More than appetizers

Monks’ fine-dining menu lives up to its fine-wine reputation

Both the dining room and the patio at Monks are perfect settings for dinner and a glass of wine.

Both the dining room and the patio at Monks are perfect settings for dinner and a glass of wine.

Photo By matt siracusa

Monks Wine Lounge & Bistro,
123 W. Second St., 343-3408, www.monkswinelounge.com
Open daily 3 p.m.-close (dinners: 4 p.m.-10 p.m.; wine and beer served as late as 1:45 a.m.)
Mafioso Mondays feature all-you-can-eat spaghettini and meatballs, salad and a glass of wine for $15. On Tapas Tuesdays, buy a bottle of wine and get 20 percent off, plus a trio of tapas, during Happy Hour.

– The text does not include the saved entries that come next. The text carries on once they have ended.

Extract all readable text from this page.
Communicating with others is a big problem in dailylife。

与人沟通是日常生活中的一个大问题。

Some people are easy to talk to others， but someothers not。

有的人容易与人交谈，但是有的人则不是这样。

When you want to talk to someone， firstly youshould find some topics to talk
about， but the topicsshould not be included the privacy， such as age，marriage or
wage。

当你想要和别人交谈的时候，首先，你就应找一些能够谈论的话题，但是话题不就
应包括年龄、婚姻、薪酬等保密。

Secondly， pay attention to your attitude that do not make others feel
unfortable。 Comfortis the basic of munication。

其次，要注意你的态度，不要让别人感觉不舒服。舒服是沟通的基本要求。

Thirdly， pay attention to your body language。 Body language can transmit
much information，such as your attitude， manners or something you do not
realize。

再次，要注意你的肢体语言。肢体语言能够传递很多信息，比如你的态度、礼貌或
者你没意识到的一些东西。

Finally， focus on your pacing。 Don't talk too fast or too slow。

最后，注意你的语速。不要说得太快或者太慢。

Monks Wine Lounge & Bistro

128 W. Second St.
Chico, CA 95928

(530) 343-3408

You know you’ve had a really good meal when your imagination can still conjure up the taste of it in your mouth the following day. You know your dinner was awesome when the desire to relive all those delicious moments you spent eating it is strong enough to make you salivate every time you think of it.

As I write this, I am able—like one who relives in her or his mind the next day all the sensuous, blissful moments of a really good date—to make my mouth water every time I think of putting a bite of the dinner entrée I ate yesterday evening at Monks Wine Lounge & Bistro into my mouth and chewing slowly, savoring it.

It’s well known that Monks is a relaxing go-to spot for an excellent glass or bottle of wine, but the dinner special I had—prawns with fresh farmers’ market basil and Cherokee purple tomatoes in a butter-Chardonnay sauce over tagliatelle pasta ($19)—was out-of-this-world and a powerful draw of its own.

Backtrack: I was chilling out on Monks’ back patio in the early evening, listening to a pleasant mixture of jazz standards and Parisian café-style music playing over the sound system as I sat among pretty plants and sipped my San Pellegrino sparkling mineral water ($4.50, for a 25.3-ounce bottle), brought to me and poured into a chilled glass by my welcoming and attentive-but-not-fawning waiter John.

The salad I ordered—Monks’ house salad ($7)—arrived on a square white plate, accompanied by silverware wrapped in a black cloth napkin, on a smaller, square white plate. Every single bite of my salad—a tender mixture of field greens tossed with house-made Chardonnay-Sierra Nevada stone-ground mustard dressing, and topped with shallots, toasted almonds, crumbles of blue cheese and thin slices of firm pear (and freshly ground pepper, courtesy of my waiter)—was scrumptious.

At just the right time, John delivered my prawns-and-tagliatelle dish: Five prawns encircled a nest of tagliatelle noodles, dotted with chunks of tomato and bits of basil and covered nicely (not oversauced) in the butter-Chardonnay sauce. The dish was completed with a sprig of basil leaves and fresh, hot, crisp sourdough bread.

I began by picking up one of the prawns by its tail and biting off its meaty goodness. It’s hard to overstate the deliciousness of a cooked-just-right prawn, especially when enrobed in the delicate, mouth-watering sauce that this one was. Next, a twirl of my fork into the pasta (also cooked just right—a hair softer than al dente) into which I had distributed the leaves of basil from the garnish. Again, divine. Each bite—including ones containing the warm pieces of Cherokee tomato and ones of warm bread dipped into sauce—was wonderful.

I had had a feeling this was going to be the case, having had the pleasure the previous Friday evening of decadently tucking into a to-go order I brought home from Monks. Imagine the pleasure of kicking back at home at the end of a workweek with a plate of pulled-pork ragù with fettuccine ($17) and a side of large, spicy meatballs with hot sourdough bread ($8). Every bite of the tender pork simmered in the ragù’s red-wine-laden tomato-based sauce, which also contained black olives, was supreme. Ditto for the meatballs.

The growing buzz from local foodies about Monks’ food—since it has metamorphosed from wine-accompanying appetizers into a fine-dining menu (at fine-dining prices—entrées range from $15-$21) featuring small plates and entrées made from seasonal, locally sourced, organic ingredients whenever possible—makes perfect sense.

I think I hear Big Vinny (six roasted jumbo prawns and bacon drizzled with a Cabernet reduction, accompanied by lemon potato gratin and roasted local veggies—$19) calling my name next. Vinny and a brûléed, local Meyer lemon tartlet with house-made whipped cream ($8)—sound like a sexy pair.